Monday 19 September 2011

Post Democracy and Post Modernity

'Night Waves' (BBC Radio 3) always provides stimulating discussion even if the experience can be as exhausting as it is exhilarating as one feels increasing feeble in the presence of the great minds.

Last week, one of the subjects under consideration was that of 'post democracy' as identified by professor Colin Copus. The basic notion of post democracy should, rather unsurprisingly, be worrying for democrats. It is that whilst the mechanisms and structures of democracy remain in place - elections, rights, rule of law, separation of powers - the content is being emptied of substance since, as Copus puts it, 'the energy has gone elsewhere'.

Just where has it gone? To major interest groups, particularly wealthy corporate interests, which now not only spend their time lobbying but do so 'within the chamber' i.e. they are not just making the case, they are helping to form the response. This direct involvement and indeed entanglement (see hacking scandal) is a major threat since it renders decision making much less visible and less accountable. In other words decision taking is increasingly done in ways other than through the channels that have been established to give effect to democracy.

To some extent politicians have been encouraging of this sort of development. The impatience with opposition or obstacle of any kind has manifested in various ways from the 'one of us' style of sofa government to the reduction in powers for bodies such as local authorities. Thanks to recent scandals on expenses and on hacking, light is now being shone on some of the murkier post-democractic recesses.

At much the same time as thinking about post democracy, I read a piece by Hari Kunzru which was the most lucid writing on postmodernism that I have yet found: http://www.guardian.co.uk/artanddesign/2011/sep/15/postmodernism-cutting-edge-to-museum.

Kunzru makes some penetrating distinctions between modernism and postmodernism: 'If modernism was about substance, about serious design solving serious problems, postmodernism was all manner and swagger and stance.' Modernism had as its heart the idea of form following function. It supported a rational future. But its failings became all too apparent in the swathes of high rise tower blocks and grim functionality which all too often was in practice dysfunctional. The emphasis on reason and order which had been integral to much political and sociological thought since the Enlightenment but already buckling in response to some of the horrors inflicted in the 20th century seemed to have run up against the buffers.

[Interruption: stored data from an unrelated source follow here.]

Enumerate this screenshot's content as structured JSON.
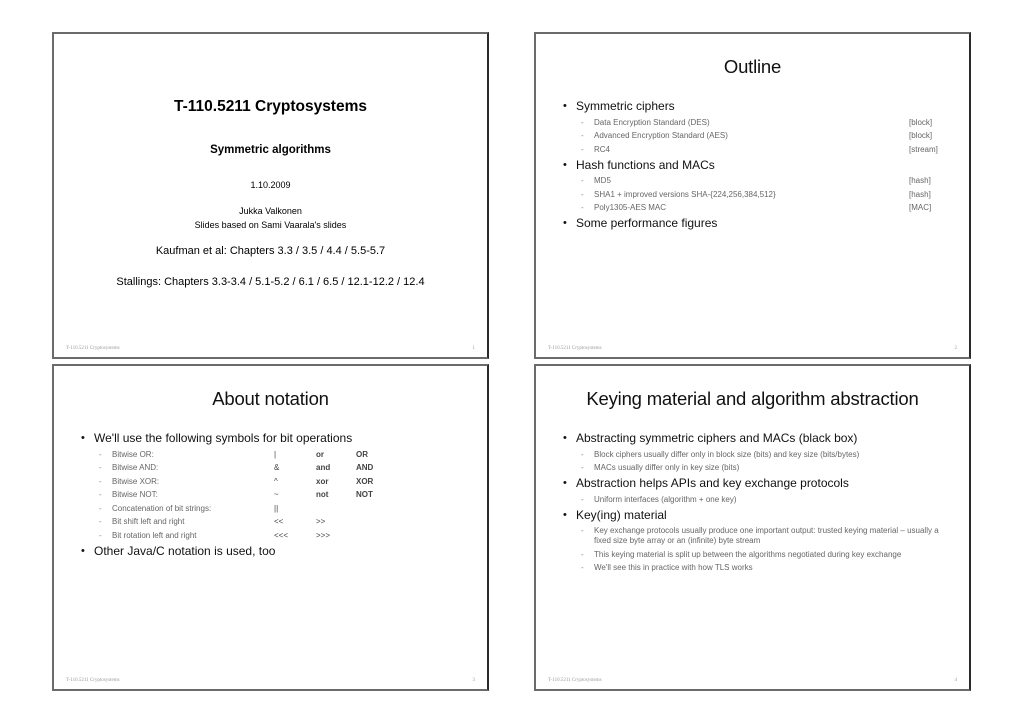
{
  "footer_course": "T-110.5211 Cryptosystems",
  "slides": [
    {
      "page": "1",
      "title": "T-110.5211 Cryptosystems",
      "subtitle": "Symmetric algorithms",
      "date": "1.10.2009",
      "author": "Jukka Valkonen",
      "based_on": "Slides based on Sami Vaarala's slides",
      "kaufman": "Kaufman et al:  Chapters 3.3  /  3.5  /  4.4  /  5.5-5.7",
      "stallings": "Stallings:  Chapters 3.3-3.4  /  5.1-5.2  /  6.1  /  6.5  /  12.1-12.2  / 12.4"
    },
    {
      "page": "2",
      "title": "Outline",
      "bullets": [
        {
          "text": "Symmetric ciphers",
          "subs": [
            {
              "text": "Data Encryption Standard (DES)",
              "tag": "[block]"
            },
            {
              "text": "Advanced Encryption Standard (AES)",
              "tag": "[block]"
            },
            {
              "text": "RC4",
              "tag": "[stream]"
            }
          ]
        },
        {
          "text": "Hash functions and MACs",
          "subs": [
            {
              "text": "MD5",
              "tag": "[hash]"
            },
            {
              "text": "SHA1  +  improved versions SHA-{224,256,384,512}",
              "tag": "[hash]"
            },
            {
              "text": "Poly1305-AES MAC",
              "tag": "[MAC]"
            }
          ]
        },
        {
          "text": "Some performance figures",
          "subs": []
        }
      ]
    },
    {
      "page": "3",
      "title": "About notation",
      "bullet1": "We'll use the following symbols for bit operations",
      "rows": [
        {
          "label": "Bitwise OR:",
          "sym": "|",
          "word": "or",
          "caps": "OR"
        },
        {
          "label": "Bitwise AND:",
          "sym": "&",
          "word": "and",
          "caps": "AND"
        },
        {
          "label": "Bitwise XOR:",
          "sym": "^",
          "word": "xor",
          "caps": "XOR"
        },
        {
          "label": "Bitwise NOT:",
          "sym": "~",
          "word": "not",
          "caps": "NOT"
        },
        {
          "label": "Concatenation of bit strings:",
          "sym": "||",
          "word": "",
          "caps": ""
        },
        {
          "label": "Bit shift left and right",
          "sym": "<<",
          "word": ">>",
          "caps": ""
        },
        {
          "label": "Bit rotation left and right",
          "sym": "<<<",
          "word": ">>>",
          "caps": ""
        }
      ],
      "bullet2": "Other Java/C notation is used, too"
    },
    {
      "page": "4",
      "title": "Keying material and algorithm abstraction",
      "bullets": [
        {
          "text": "Abstracting symmetric ciphers and MACs (black box)",
          "subs": [
            "Block ciphers usually differ only in block size (bits) and key size (bits/bytes)",
            "MACs usually differ only in key size (bits)"
          ]
        },
        {
          "text": "Abstraction helps APIs and key exchange protocols",
          "subs": [
            "Uniform interfaces (algorithm + one key)"
          ]
        },
        {
          "text": "Key(ing) material",
          "subs": [
            "Key exchange protocols usually produce one important output: trusted keying material – usually a fixed size byte array or an (infinite) byte stream",
            "This keying material is split up between the algorithms negotiated during key exchange",
            "We'll see this in practice with how TLS works"
          ]
        }
      ]
    }
  ]
}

At this point I enter highly risky territory in bringing together slippery concepts which apply in relation to both art and philosophy. But here goes.

Democracy has to combine form and substance or it dies. We have become very adept at style and the debasement of terminology. Everything is 'democratic' in some way. The favoured way in a post democractic world is that of grass roots activism and community organisation. It is one that meshes well with a broad neoliberal emphasis on the removal of constraint; on seeing choice and opportunity as the hallmarks of a good system and on fewer rules as almost always a good thing (except perhaps when it comes to personal morality - which, ironically, is in part response to the relativism unleashed by post-modern thinking).

But the dangers of post democracy are very real - irresponsibility among decision makers and a failure of the democratic system to deliver for those who are most disadvantaged in society.

Our wealth may be unequal. Our votes should all score the same. If there is an inside track and a weakening of the rules of the game, such democractic check as there is on inequality is significantly reduced.

A final quote from Kunzru: 'You look around at your beautiful house and your beautiful wife and you ask yourself, like the narrator of the Talking Heads song: 'Well, how did I get here?" After that, it's only a short step to deciding that this is not your beautiful house and your beautiful wife at all.'

In respect of democracy we do actually know how we 'got here'. We may enjoy the playfulness and the wit of posst modernism but we need a democracy which is about more than a pick and mix borrowing of the ideas of the past and an easy way with dressing up systems in democratic colours. It is easy to be playful when unhelpful rules can be wished away. In contrast playing by the rules is a lot tougher. How we 'do' democracy matters deeply - its form is there to give effect to its function which is precisely to try to ensure that what is done commands broad support and that decisions are not taken in the interests of the few.

Post-modernism may now be behind us but it may be replaced by a future of post-modernity characterised by 'disorganisation' rather than by the order and reason which underpinned modernism. In such a disorganised future - which envisages a disintegration of the role of the state; the growth of consumerism and an increase in the strength of multi-national corporate interests - post-democracy fits well. 

That certainly makes me want to restate the case for the full substance of democracy - warts and all.